Sé que esa es la lógica natural
de las cosas, pero por alguna razón que no alcanzo a comprender quisiera
conservar este órgano ya inservible, siquiera como un recuerdo fantasmal en
algún frasco lleno de formol. Al fin y al cabo, es la primera parte de mi
cuerpo que se desprende de él, a excepción de unas molestas hemorroides cuya
única razón de existencia fue el oportunismo. Mi cristalino, en cambio, no hay
sido nunca un oportunista, sino un callado funcionario que desde la más tierna
edad me enseñó a ver el mundo de una forma especial, al forzarme a acercarme
demasiado a las cosas, al instalar en mi visión una lupa de aumento ficticia.
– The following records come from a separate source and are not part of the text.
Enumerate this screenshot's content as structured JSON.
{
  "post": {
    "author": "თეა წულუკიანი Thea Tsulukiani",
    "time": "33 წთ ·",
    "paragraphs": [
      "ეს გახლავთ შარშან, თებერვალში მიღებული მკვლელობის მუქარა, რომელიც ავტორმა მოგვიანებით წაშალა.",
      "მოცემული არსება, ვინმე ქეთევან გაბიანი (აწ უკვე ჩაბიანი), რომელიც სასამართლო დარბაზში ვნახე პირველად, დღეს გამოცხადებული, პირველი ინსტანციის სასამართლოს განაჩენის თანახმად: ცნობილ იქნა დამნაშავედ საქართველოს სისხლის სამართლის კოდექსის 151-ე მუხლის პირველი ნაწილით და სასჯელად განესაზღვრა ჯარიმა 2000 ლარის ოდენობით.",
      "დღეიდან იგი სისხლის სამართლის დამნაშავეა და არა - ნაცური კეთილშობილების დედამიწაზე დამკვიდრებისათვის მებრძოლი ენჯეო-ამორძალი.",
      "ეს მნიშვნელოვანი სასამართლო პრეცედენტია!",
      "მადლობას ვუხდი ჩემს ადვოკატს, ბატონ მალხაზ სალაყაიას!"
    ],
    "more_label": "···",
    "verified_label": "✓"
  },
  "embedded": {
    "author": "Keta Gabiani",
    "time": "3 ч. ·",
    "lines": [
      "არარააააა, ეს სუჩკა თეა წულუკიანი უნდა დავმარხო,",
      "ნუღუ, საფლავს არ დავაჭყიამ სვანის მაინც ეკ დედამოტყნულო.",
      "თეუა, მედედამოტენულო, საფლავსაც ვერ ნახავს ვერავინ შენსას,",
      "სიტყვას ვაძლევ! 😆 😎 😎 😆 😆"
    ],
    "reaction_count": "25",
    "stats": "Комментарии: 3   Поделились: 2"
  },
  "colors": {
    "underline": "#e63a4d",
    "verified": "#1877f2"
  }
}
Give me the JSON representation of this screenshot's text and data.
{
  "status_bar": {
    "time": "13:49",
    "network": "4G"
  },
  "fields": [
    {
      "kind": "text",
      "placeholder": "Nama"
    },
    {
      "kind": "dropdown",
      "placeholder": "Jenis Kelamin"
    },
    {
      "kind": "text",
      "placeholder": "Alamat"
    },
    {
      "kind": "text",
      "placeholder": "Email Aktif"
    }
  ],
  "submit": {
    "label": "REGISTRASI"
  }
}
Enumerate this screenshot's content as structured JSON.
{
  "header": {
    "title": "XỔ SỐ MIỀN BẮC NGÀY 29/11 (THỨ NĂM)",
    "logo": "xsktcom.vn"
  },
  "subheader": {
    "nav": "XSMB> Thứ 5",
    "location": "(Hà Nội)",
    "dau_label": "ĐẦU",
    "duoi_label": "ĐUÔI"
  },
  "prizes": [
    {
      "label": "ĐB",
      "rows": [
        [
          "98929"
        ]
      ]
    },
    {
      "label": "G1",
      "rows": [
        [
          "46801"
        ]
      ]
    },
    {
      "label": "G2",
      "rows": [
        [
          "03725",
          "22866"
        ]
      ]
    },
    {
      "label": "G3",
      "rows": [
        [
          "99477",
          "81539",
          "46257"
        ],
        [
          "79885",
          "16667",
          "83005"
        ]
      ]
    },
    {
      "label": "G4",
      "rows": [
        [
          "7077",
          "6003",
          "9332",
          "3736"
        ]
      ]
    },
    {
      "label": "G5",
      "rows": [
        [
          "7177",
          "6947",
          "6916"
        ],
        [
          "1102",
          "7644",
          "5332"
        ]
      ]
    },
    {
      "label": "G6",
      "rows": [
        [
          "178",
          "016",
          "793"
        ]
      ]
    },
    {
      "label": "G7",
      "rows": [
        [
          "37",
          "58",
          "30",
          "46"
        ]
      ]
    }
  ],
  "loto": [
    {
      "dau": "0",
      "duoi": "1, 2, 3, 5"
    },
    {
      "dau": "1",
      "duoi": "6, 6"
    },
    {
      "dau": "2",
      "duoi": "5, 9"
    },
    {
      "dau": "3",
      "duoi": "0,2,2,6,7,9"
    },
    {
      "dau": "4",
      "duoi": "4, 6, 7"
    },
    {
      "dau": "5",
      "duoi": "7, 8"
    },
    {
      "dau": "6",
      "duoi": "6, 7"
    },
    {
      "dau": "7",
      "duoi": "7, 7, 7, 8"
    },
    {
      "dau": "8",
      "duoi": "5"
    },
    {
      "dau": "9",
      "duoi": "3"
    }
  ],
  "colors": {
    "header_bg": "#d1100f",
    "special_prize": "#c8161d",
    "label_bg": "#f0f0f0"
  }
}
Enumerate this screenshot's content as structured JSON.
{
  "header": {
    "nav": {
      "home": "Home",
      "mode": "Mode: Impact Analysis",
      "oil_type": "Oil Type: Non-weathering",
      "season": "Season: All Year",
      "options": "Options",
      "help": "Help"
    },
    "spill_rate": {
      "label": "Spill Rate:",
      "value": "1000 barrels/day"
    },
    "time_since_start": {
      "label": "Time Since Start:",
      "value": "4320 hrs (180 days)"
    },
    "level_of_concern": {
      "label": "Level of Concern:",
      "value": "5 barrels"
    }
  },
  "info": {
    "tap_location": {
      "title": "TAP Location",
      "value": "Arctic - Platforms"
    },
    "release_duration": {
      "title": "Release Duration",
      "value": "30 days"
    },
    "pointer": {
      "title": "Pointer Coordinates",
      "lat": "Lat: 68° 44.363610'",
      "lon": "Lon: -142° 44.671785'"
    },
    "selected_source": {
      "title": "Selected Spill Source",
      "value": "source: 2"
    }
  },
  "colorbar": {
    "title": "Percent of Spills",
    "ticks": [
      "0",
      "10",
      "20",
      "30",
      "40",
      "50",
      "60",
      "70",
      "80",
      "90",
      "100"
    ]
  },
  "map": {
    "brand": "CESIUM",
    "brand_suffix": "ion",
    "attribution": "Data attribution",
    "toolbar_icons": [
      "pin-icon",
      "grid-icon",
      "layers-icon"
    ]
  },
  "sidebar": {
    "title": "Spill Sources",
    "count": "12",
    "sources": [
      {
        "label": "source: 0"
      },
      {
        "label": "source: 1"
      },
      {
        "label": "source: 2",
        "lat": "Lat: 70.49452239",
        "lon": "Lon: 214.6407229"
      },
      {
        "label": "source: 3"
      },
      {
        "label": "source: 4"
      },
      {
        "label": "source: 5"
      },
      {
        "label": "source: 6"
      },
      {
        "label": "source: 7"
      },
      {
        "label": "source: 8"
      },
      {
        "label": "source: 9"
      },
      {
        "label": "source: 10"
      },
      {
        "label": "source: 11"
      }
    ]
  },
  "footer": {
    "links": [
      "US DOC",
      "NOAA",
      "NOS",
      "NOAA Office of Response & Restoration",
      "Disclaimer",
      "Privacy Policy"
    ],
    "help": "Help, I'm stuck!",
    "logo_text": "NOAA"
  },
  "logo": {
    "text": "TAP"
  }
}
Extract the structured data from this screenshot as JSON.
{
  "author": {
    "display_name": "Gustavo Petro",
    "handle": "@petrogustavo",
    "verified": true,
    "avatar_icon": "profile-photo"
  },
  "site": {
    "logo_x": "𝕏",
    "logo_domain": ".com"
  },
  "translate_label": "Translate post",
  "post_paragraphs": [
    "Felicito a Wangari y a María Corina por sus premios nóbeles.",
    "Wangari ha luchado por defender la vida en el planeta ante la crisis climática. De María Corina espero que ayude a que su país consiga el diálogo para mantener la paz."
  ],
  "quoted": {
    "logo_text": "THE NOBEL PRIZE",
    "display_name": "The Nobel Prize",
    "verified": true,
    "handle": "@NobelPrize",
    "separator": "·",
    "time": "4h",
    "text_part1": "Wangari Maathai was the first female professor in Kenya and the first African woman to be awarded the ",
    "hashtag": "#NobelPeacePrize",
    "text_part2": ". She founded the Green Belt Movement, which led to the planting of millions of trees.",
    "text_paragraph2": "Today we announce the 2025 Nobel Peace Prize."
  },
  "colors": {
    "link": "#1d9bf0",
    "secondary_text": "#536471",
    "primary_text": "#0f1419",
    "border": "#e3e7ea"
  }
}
Mi cristalino, ese discreto
consejero, fue el responsable primero de mi amor por los detalles, de mi
predilección por la fenomenología como estilo de pensamiento, de mi inclinación
intermitente por la botánica, de mi afición a la fotografía y de, posiblemente,
el nacimiento de mi comportamiento artístico temprano.
Su forma ovalada, su
transparencia, esconde su verdadera esencia: la de haber sido un corazón
latiente dentro de mi ojo, un órgano que se dilata y contrae para enfocar, como
si en lugar de bombear sangre bombeara luz a través de esa arteria aorta
llamada pupila.
Echaré de menos a mi cristalino
derecho, compañero más que subordinado, testigo fiel del paso de mi vida, antes
que blanda y meliflua amalgama de proteínas derecederas.